Sciences

Le fait de participer aux élections est-il influencé par la génétique?

Temps de lecture : 2 min

Une nouvelle étude affirme qu'accomplir son devoir civique dépend davantage de l'ADN d'un individu que de facteurs culturels tels que l'éducation.

Les facteurs génétiques auraient aussi une influence déterminante sur le niveau d'études dont le lien avec le fait d'aller voter est conforté par cette étude. | Warren Umoh via Unsplash
Les facteurs génétiques auraient aussi une influence déterminante sur le niveau d'études dont le lien avec le fait d'aller voter est conforté par cette étude. | Warren Umoh via Unsplash

Pourquoi certaines personnes se déplacent-elles pour mettre leur bulletin dans l'urne le jour d'une élection quand d'autres préfèrent aller à la piscine? À cette question primordiale pour la bonne marche de nos démocraties correspond une ample littérature scientifique où l'on trouve, parmi les résultats les plus solides et les plus stables, que le niveau d'études est positivement corrélé au fait de participer à un scrutin. En d'autres termes, que plus les gens sont diplômés, plus ils votent, et réciproquement.

L'explication conventionnelle de ce phénomène est qu'user ses fonds de culotte sur des bancs d'école ou d'amphis est un bon moyen d'acquérir les compétences civiques et les ressources cognitives nécessaires pour avoir un tant soit peu l'impression de saisir l'intérêt du processus démocratique.
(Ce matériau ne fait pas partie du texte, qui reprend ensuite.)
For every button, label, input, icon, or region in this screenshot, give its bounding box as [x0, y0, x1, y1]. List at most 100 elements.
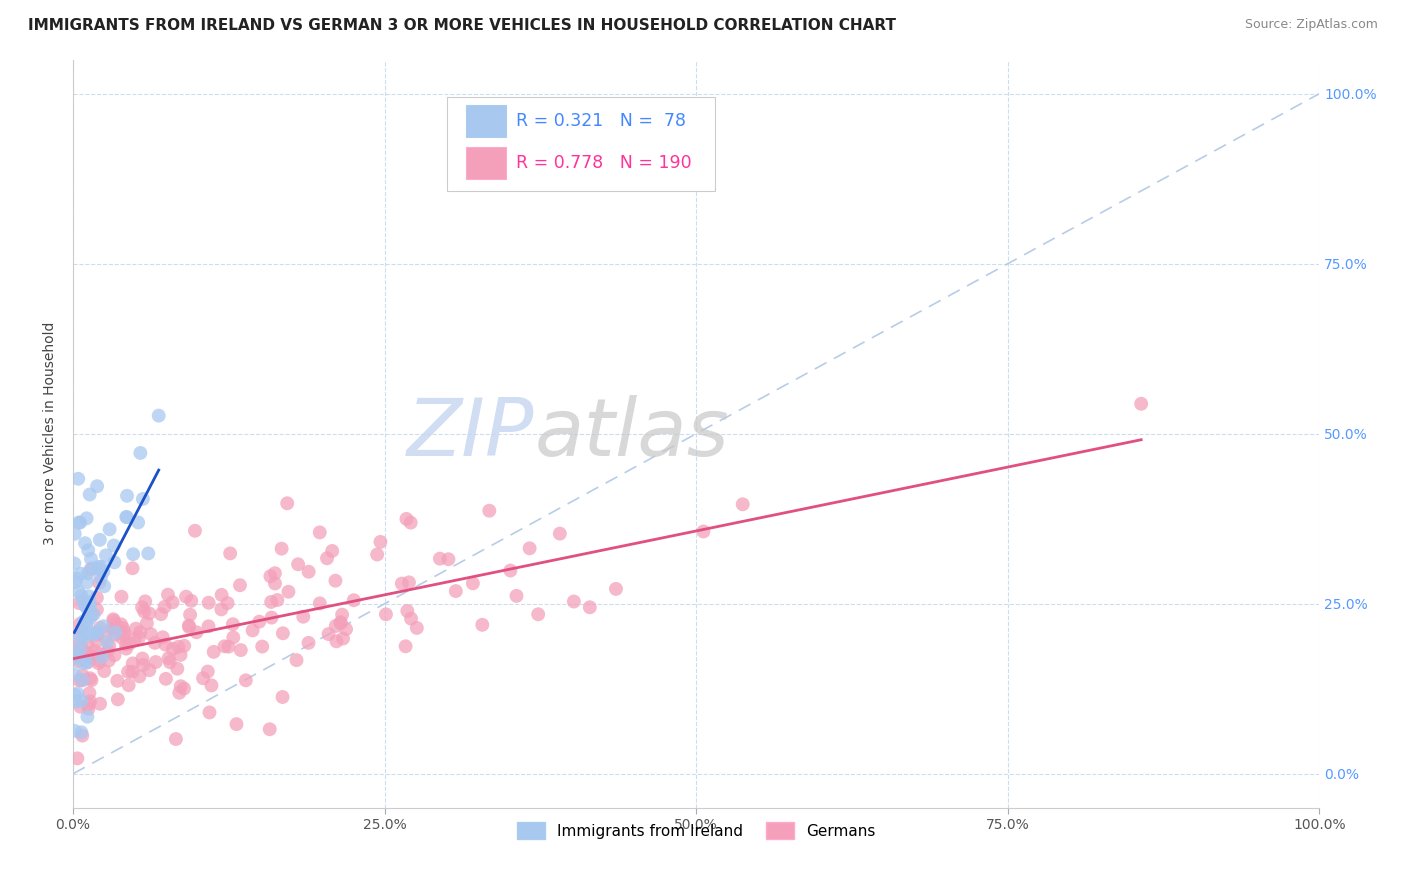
Point	[104, 627, 127, 641]
Point	[125, 622, 148, 636]
Point	[308, 596, 330, 610]
Point	[69, 516, 91, 530]
Point	[77, 566, 100, 581]
Point	[264, 566, 287, 581]
Point	[145, 655, 167, 669]
Point	[398, 575, 420, 590]
Point	[157, 651, 180, 665]
Point	[316, 551, 339, 566]
Point	[527, 607, 550, 622]
Point	[72, 729, 94, 743]
Point	[222, 617, 245, 632]
Point	[104, 617, 127, 632]
Point	[86, 602, 108, 616]
Point	[98, 639, 121, 653]
Point	[129, 446, 152, 460]
Point	[217, 596, 239, 610]
Point	[159, 655, 181, 669]
Point	[118, 678, 141, 692]
Point	[76, 636, 98, 650]
Point	[129, 625, 152, 640]
Point	[214, 640, 236, 654]
Point	[252, 640, 274, 654]
Point	[499, 564, 522, 578]
Point	[169, 686, 191, 700]
Point	[118, 636, 141, 650]
Point	[87, 656, 110, 670]
Point	[173, 639, 195, 653]
Point	[308, 525, 330, 540]
Point	[105, 673, 128, 688]
Point	[276, 496, 298, 510]
Point	[69, 699, 91, 714]
Point	[69, 642, 91, 657]
Point	[122, 547, 145, 561]
Point	[86, 634, 108, 648]
Point	[177, 618, 200, 632]
Point	[271, 626, 294, 640]
Point	[76, 511, 98, 525]
Point	[104, 625, 127, 640]
Point	[79, 650, 101, 665]
Point	[180, 594, 202, 608]
Point	[98, 522, 121, 536]
Point	[139, 627, 162, 641]
Point	[429, 551, 451, 566]
Point	[259, 569, 281, 583]
Text: R = 0.321   N =  78: R = 0.321 N = 78	[516, 112, 686, 130]
Point	[83, 607, 105, 622]
Point	[332, 632, 354, 646]
Point	[63, 630, 86, 644]
Point	[562, 594, 585, 608]
Point	[285, 653, 308, 667]
Point	[93, 579, 115, 593]
Point	[150, 607, 173, 622]
Point	[121, 665, 143, 679]
Point	[101, 621, 124, 635]
Point	[70, 650, 93, 665]
Point	[77, 698, 100, 712]
Point	[394, 640, 416, 654]
Point	[77, 589, 100, 603]
Point	[97, 654, 120, 668]
Point	[177, 620, 200, 634]
Point	[197, 619, 219, 633]
Point	[229, 643, 252, 657]
Point	[107, 692, 129, 706]
Point	[103, 614, 125, 628]
Point	[79, 694, 101, 708]
Point	[579, 600, 602, 615]
Legend: Immigrants from Ireland, Germans: Immigrants from Ireland, Germans	[512, 816, 882, 845]
Point	[63, 688, 86, 702]
Point	[211, 588, 233, 602]
Point	[89, 697, 111, 711]
Point	[197, 596, 219, 610]
Point	[65, 575, 87, 590]
Point	[83, 644, 105, 658]
Point	[67, 654, 90, 668]
Point	[103, 539, 125, 553]
Point	[67, 631, 90, 645]
Point	[167, 640, 190, 654]
Point	[170, 679, 193, 693]
Point	[63, 649, 86, 664]
Point	[79, 671, 101, 685]
Point	[84, 626, 107, 640]
Point	[66, 686, 89, 700]
Point	[79, 599, 101, 613]
Point	[135, 616, 157, 631]
Point	[399, 516, 422, 530]
Point	[247, 615, 270, 629]
Point	[87, 624, 110, 639]
Point	[270, 541, 292, 556]
Point	[93, 565, 115, 579]
Point	[260, 595, 283, 609]
Point	[63, 667, 86, 681]
Point	[80, 551, 103, 566]
Text: ZIP: ZIP	[406, 394, 534, 473]
Point	[266, 593, 288, 607]
Y-axis label: 3 or more Vehicles in Household: 3 or more Vehicles in Household	[44, 322, 58, 545]
Point	[70, 694, 93, 708]
Point	[131, 651, 153, 665]
Point	[260, 610, 283, 624]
Mais avec la révolution de la génétique comportementale amorcée depuis une bonne vingtaine d'années, cette explication «exogène» n'en finit plus de prendre du plomb dans l'aile. Les travaux se succèdent pour infirmer ces hypothèses et pour montrer le rôle déterminant des variations individuelles antérieures à la scolarisation –liées au QI, aux traits de personnalité ou encore au degré de socialisation parentale– qui interviennent autant dans la propension à gravir les échelons du système scolaire que dans celle d'avoir envie de se bouger jusqu'à un bureau de vote (ou de se connecter à une plateforme numérique) le moment venu.

C'est dans ce sens que va une étude en passe d'être formellement publiée dans les PNAS. Menée par l'équipe de Christopher T. Dawes, professeur associé de sciences politiques à l'université de New York et spécialiste de «génopolitique» –soit comme son nom l'indique, de l'analyse des facteurs génétiques impliqués dans les comportements politiques–, elle exploite les données de plus de 50.000 individus aux États-Unis et en Suède. Les résultats mettent en évidence qu'un score polygénique, jusqu'alors connu pour être associé avec le niveau d'études, est aussi lié avec la propension à aller voter. Une bonne partie des facteurs qui influencent ces deux prédispositions s'enracinent dans notre ADN.

Des mesures observées grâce au score polygénique

Le score polygénique est à la génétique comportementale ce que les outils d'évaluation psychométrique sont à la psychologie et à la psychiatrie. Mais là où, pour évaluer une personnalité ou la gravité d'une maladie mentale, psychologues et psychiatres se servent d'échelles et de scores composites créés le plus souvent à partir de questionnaires standardisés, l'objectif d'un score polygénique est de fournir un indicateur génétique unique pour prédire un trait. Ce score est exprimé en valeur statistique pour mesurer, chez un individu, le poids de la génétique sur un trait ou une maladie. Ici, il est mis au point sur la base d'une myriade de variations génétiques qui sont impliquées dans l'héritabilité (tout ce que nos parents nous transmettent lorsque l'ovule de notre mère fusionne avec un spermatozoïde de notre père) du trait en question.

Dans l'étude de Dawes, les associations les plus fortes entre niveau d'études et participation à une élection ont été observées lors d'élections secondaires –les midterms aux États-Unis et les élections européennes en Suède. Soit des scrutins relativement boudés par les médias et où il est donc nécessaire de faire davantage d'efforts pour s'informer afin de s'impliquer dans le processus. Ce qui laisse entendre que les aptitudes cognitives pourraient être le troisième larron qui influerait sur l'accomplissement du devoir civique. Et, de fait, les scientifiques estiment que la capacité cognitive et le niveau d'instruction se combinent pour expliquer entre 41% à 63% de la corrélation qui lie la génétique du niveau d'études à celle qui explique pourquoi un individu est plus ou moins déterminé à se rendre aux urnes.